In academia, whether as an undergrad, graduate, or professor, your writing and your research will distinguish you from a large pool of people. For students, good grammar and a polished text is the difference between an A paper and a B or C paper.
Unfortunately, grammar and good writing does not seem to be high on the list of important things in high school. Or, perhaps the student is not particularly interested in parsing. Parsing? Kind of a vegetable, shaped like a carrot, tasting like squash.
Graduate from high school, enter university, and all of a sudden, professors want papers, journals, opinion pieces, and, usually by the second semester, professors want a sign that the student’s knowledge of grammar is increasing. If it isn’t, he or she may suggest that the student visit the Writing Centre, if the university has one. Great idea!

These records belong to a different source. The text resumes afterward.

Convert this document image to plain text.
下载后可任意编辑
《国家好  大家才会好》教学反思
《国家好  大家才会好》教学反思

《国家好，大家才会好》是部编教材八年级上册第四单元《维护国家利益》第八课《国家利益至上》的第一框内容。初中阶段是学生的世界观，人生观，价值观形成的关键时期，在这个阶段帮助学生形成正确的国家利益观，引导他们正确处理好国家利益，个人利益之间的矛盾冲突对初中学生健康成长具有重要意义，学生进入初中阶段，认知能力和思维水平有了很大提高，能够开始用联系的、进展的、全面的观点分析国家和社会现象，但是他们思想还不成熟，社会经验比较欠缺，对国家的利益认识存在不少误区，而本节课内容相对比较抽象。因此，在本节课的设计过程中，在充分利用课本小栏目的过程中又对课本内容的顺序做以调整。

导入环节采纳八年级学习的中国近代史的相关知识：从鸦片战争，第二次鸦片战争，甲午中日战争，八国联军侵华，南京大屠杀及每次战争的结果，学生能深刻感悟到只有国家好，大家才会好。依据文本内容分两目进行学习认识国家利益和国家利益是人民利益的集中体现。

“Publish or perish,” right? I’ve done editing for a number of professors, some of whom have a different first language than English. One professor, respected in his field, had a paper turned down by a journal. It wasn’t the topic or his research – it was his grammar and syntax. I had fun with that paper: first, I had to de-mystify what he was trying to say. Then, I had to look up the meaning of all the acronyms. Third, I went through the text with ‘track changes’ and made it sound, in English, as intelligent as it had been in French.
If a resumé or CV has an error in it and the HR person hiring catches it – highly likely – there’s a possible job gone. Many people have excellent research, business, marketing, or design skills, and job competition is fierce. Quality paper is not going to be the distinguishing mark between you and them; polished language and grammar is.